Figure 7 shows the time-variant control reproduction number with different combinations of $C_1$ and $C_2.$ The black curve denotes the basic reproduction number $R_0$. The time-variant control reproduction numbers are higher than one. The control reproduction numbers with different combinations of $C_1$ and $C_2$ are lower than the basic reproduction number during the epidemic period.

5. Conclusions

The purpose of this paper is to minimize the epidemic size and the control costs simultaneously. A control epidemic system of COVID-19 was established. We derived the control reproduction number. To estimate the time-varying parameter in the control system, we applied the parameter identification method and constructed a mixed algorithm to solve it. An optimal control problem with two objective functions was presented. We used the official data of Shanghai in 2022 to perform the numerical simulations. The optimal control measures with five coefficient combinations were presented.

The parameter identification method utilized in this study can be extrapolated to other infectious disease models, facilitating a deeper examination of disparities between parameters estimated via statistical methods. Drawing from official data from Shanghai in 2022, this paper deliberates optimal control strategies, elucidating the varying impacts of different control measures on epidemic peaks.
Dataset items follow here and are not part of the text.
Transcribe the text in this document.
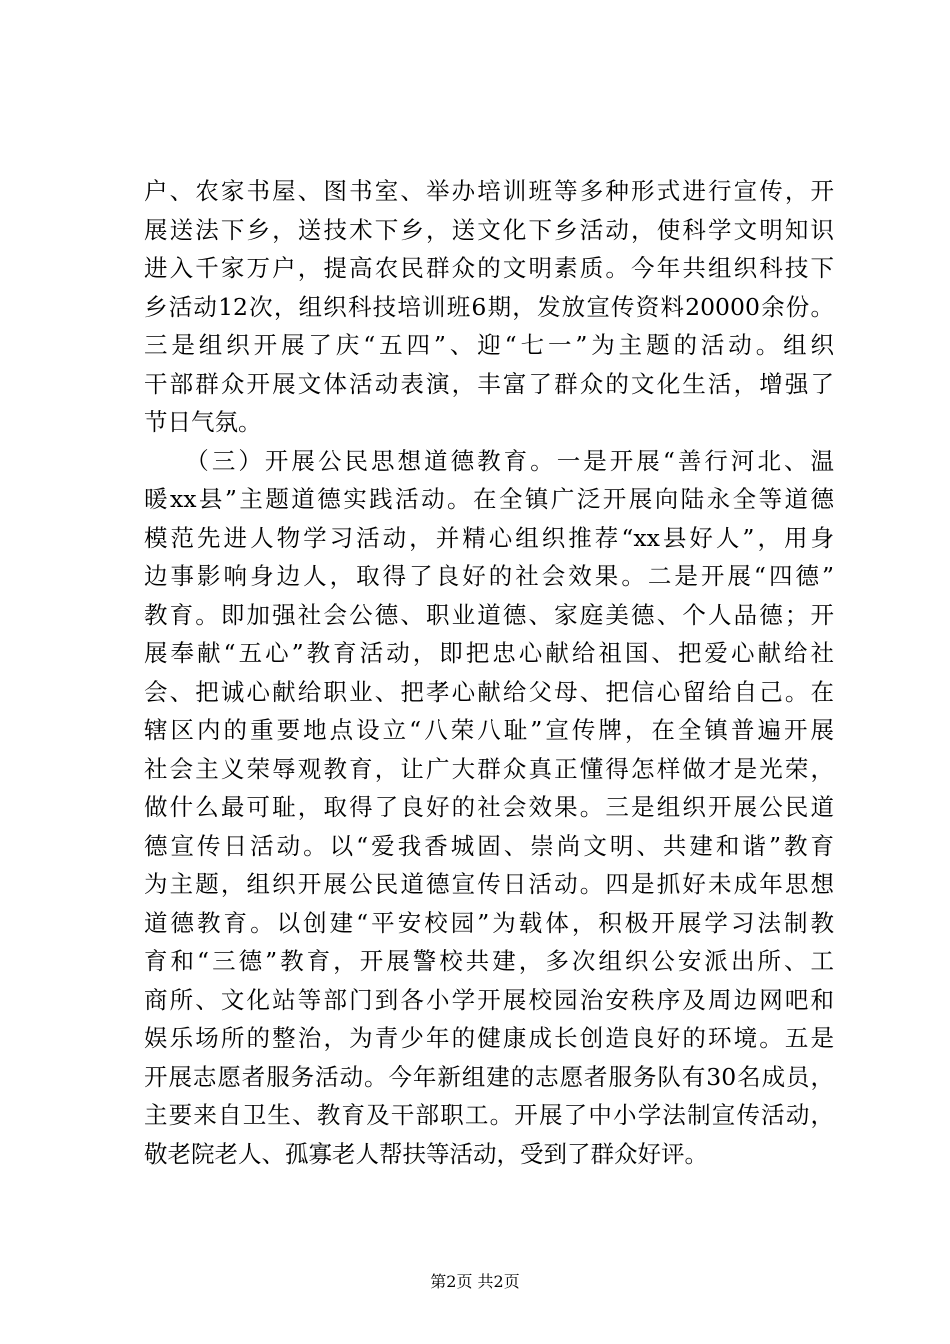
户、农家书屋、图书室、举办培训班等多种形式进行宣传，开
展送法下乡，送技术下乡，送文化下乡活动，使科学文明知识
进入千家万户，提高农民群众的文明素质。今年共组织科技下
乡活动12次，组织科技培训班6期，发放宣传资料20000余份。
三是组织开展了庆“五四”、迎“七一”为主题的活动。组织
干部群众开展文体活动表演，丰富了群众的文化生活，增强了
节日气氛。
　　（三）开展公民思想道德教育。一是开展“善行河北、温
暖xx县”主题道德实践活动。在全镇广泛开展向陆永全等道德
模范先进人物学习活动，并精心组织推荐“xx县好人”，用身
边事影响身边人，取得了良好的社会效果。二是开展“四德”
教育。即加强社会公德、职业道德、家庭美德、个人品德；开
展奉献“五心”教育活动，即把忠心献给祖国、把爱心献给社
会、把诚心献给职业、把孝心献给父母、把信心留给自己。在
辖区内的重要地点设立“八荣八耻”宣传牌，在全镇普遍开展
社会主义荣辱观教育，让广大群众真正懂得怎样做才是光荣，
做什么最可耻，取得了良好的社会效果。三是组织开展公民道
德宣传日活动。以“爱我香城固、崇尚文明、共建和谐”教育
为主题，组织开展公民道德宣传日活动。四是抓好未成年思想
道德教育。以创建“平安校园”为载体，积极开展学习法制教
育和“三德”教育，开展警校共建，多次组织公安派出所、工
商所、文化站等部门到各小学开展校园治安秩序及周边网吧和
娱乐场所的整治，为青少年的健康成长创造良好的环境。五是
开展志愿者服务活动。今年新组建的志愿者服务队有30名成员，
主要来自卫生、教育及干部职工。开展了中小学法制宣传活动，
敬老院老人、孤寡老人帮扶等活动，受到了群众好评。
第2页 共2页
These research findings furnish invaluable benchmarks for potential future outbreaks of similar diseases, equipping decision-makers with strategic insights. Table 3 showcases optimal control strategies across five distinct combinations, paving the way for the delineation of diverse optimal control objectives in the future and the exploration of their ramifications on epidemic peaks.